“Would you agree that incumbent protection is one of those?” Supreme Court Justice Samuel Alito asked Janai Nelson, president and director-counsel of the NAACP Legal Defense Fund, arguing in the congressional redistricting case Louisiana v. Callais.
One of what, you ask?
Alito was referring to the High Court’s 2023 ruling in Allen v. Milligan, where it declared: “A district will be considered reasonably configured if it comports with traditional districting criteria.”
Yes, Ms. Nelson acknowledged: “Incumbent protection has been considered a traditional districting criteria.”
That whopper stood out from the rest of the debate. While it certainly wasn’t the focus of this redistricting case heard by the Supremes on Wednesday, in this political Twilight Zone in which we reside — this crepuscular nightmare — let me submit for your consideration that we have just identified a rather large thumb placed on our electoral scales.

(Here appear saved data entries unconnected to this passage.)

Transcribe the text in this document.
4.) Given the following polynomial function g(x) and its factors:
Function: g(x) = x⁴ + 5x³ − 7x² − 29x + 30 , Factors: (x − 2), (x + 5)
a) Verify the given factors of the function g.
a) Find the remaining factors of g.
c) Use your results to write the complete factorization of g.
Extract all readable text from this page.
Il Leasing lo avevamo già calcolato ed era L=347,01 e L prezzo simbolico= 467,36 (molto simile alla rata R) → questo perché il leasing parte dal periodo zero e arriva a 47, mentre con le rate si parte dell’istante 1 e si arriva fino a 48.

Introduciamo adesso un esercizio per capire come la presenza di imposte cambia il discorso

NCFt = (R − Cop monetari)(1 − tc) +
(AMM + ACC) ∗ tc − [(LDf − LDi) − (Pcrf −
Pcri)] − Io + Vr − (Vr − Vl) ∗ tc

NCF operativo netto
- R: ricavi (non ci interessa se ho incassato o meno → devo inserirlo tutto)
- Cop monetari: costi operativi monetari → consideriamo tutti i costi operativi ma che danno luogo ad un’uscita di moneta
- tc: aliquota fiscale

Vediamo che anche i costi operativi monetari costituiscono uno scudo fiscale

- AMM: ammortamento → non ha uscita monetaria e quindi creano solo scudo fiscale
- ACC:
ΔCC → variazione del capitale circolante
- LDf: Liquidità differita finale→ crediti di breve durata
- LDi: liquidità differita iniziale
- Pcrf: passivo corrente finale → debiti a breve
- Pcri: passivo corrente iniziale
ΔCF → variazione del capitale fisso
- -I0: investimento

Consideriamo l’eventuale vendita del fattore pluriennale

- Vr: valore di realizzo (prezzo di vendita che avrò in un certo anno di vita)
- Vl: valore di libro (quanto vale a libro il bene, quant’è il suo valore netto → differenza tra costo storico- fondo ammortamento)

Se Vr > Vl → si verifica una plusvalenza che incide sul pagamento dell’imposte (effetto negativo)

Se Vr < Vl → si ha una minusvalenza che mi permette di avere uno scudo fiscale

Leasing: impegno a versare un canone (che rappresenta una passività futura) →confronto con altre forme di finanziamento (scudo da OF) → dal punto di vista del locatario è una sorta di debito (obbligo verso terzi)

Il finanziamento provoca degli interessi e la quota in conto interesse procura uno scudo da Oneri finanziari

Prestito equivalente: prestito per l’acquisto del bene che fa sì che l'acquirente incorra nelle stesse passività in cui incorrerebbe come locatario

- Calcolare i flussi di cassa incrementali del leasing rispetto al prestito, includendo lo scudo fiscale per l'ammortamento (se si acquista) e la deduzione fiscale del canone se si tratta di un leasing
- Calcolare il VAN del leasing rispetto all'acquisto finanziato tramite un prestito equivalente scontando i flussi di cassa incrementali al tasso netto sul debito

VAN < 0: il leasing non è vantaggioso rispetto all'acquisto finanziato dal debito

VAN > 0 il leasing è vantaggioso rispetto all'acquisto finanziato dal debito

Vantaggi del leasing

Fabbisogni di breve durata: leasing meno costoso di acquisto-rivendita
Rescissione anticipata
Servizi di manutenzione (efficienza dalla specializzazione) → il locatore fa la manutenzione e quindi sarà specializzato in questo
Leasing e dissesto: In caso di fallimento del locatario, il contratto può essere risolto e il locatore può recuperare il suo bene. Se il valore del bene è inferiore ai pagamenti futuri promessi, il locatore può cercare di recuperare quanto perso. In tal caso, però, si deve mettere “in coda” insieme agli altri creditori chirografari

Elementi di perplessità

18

The aim of elections is not to guarantee any particular outcome. Yet, protecting incumbents means seeking a very, very particular outcome.
Elections should make sure that — above all else — the voting public shapes the government.
Definitely not that the government shapes the public.
By drawing fancy lines for districts.
The founders worried most about monarchy and anarchy, kings and chaos. But they realized that three classes were especially dangerous in republics: secure government workers (“job holders”; bureaucrats), factions (partisans; special interests) and protected politicians (incumbents). To hear, from the highest court in the land, that the regular practice of creating and revising legislative districts routinely “and of course” protects incumbents can only lead to one conclusion:
Redistricting needs a full-scale, fundamental change.
This is Common Sense. I’m Paul Jacob.